Some analysts have argued that Putin’s aggression has helped crystallise the transatlantic partnership, which the Trump administration had left in ruins. That is a fair case to make seeing as NATO has now rediscovered its military purpose, a traditionally pacifist Germany has vowed to spend over $100bn on defence, and Putin may likely leave NATO members unharmed for fear of pulling the US into the fight.

But outside the NATO member states, the world already looks different. In Asia, for instance, countries that are fearful of Chinese aggression are becoming progressively less secure. According to a recent poll by the Chicago Council on Global Affairs, over 70% of South Koreans want their country to develop nuclear weapons, regardless of its drawbacks. Meanwhile, India has long felt that it can’t afford to stand up to China because it will have to deal with Chinese reprisals alone.

In ways both good and bad, this is a far cry from the world that had existed at the end of the Cold War. Back then, US military presence upheld a tenuous balance of power despite the ubiquity of border disputes — at least enough to discourage countries from invading one another. As a result, while about a million people died from wars between nation states in the 1950s, that figure has been almost nil since the start of the millennium. But on the flip side, America’s pre-eminence held the potential for hubris and overreach, which resulted in the debacles in Iraq and Afghanistan.

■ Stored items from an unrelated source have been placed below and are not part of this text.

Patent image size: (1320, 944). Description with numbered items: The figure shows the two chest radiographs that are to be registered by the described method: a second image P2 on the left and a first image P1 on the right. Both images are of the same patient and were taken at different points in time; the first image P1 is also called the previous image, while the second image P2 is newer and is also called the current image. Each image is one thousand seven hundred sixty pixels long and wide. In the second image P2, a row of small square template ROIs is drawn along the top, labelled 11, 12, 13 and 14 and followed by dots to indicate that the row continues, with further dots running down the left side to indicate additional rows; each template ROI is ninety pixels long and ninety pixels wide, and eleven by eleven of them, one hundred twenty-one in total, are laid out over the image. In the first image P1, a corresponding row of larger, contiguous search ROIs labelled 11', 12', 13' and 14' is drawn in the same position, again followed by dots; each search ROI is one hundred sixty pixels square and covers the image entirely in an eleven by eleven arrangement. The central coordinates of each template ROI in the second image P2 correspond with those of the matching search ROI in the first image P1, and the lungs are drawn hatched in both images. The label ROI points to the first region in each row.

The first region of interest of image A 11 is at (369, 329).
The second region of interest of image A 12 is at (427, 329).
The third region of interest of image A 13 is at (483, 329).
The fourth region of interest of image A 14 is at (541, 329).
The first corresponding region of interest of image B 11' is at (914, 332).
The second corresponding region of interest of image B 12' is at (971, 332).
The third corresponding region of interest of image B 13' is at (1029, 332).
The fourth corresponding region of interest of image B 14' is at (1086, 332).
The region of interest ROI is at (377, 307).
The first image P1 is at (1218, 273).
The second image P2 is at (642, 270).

US Democrats and Republicans broadly agree that their country’s militarism has run its course

When the global recession hit close on the heels of the Bush administration’s floundering and never-ending wars, Washington began to reverse course. Under Trump, the very raison d’être of the security architecture that Washington had underwritten was under question, with the White House asking allies to pay for their own defence.

For all their differences, US Democrats and Republicans broadly agree that their country’s militarism has run its course. But in order to make up for this retreat, the West has tried to use sanctions as a tool for deterrence. So far, that strategy has not only failed to deter aggression but has also proved counterproductive.

In response to being cut off financially by the West, China and Russia are already building a parallel world of their own, with a separate internet, economy and financial system. In recent years, the two countries have increasingly been looking to settle their trade in their own currencies in an attempt to reduce exposure to the dollar. In the first half of 2021, about 28% of China’s exports to Russia were based on the renminbi — up from just 2% in 2013, according to Reuters. Meanwhile, China has been diversifying its foreign exchange reserves and buying gold.

If the West seeks to preserve these norms, it has no choice but to initiate frequent and purposeful dialogue

Even allies of the West, such as India, have been reluctant to act against Russia. Early this week, New Delhi signalled that it intends to profit off of Russian fuel, made cheaper by Western sanctions.

The problem with sanctions is not only that they have a spotty record in changing the behaviour of regimes, but also that they progressively diminish the economic leverage that the West enjoys over those regimes, as they get increasingly disconnected.

In an increasingly multipolar world, the rise of non-Western powers, such as China and India, is diluting the post-Cold War world order that had resulted in relative peace and widespread globalisation. If the West seeks to preserve these norms, it has no choice but to initiate frequent and purposeful dialogue at all levels — especially engaging with civil society actors in the non-Western world — to build global consensus on the emerging world order.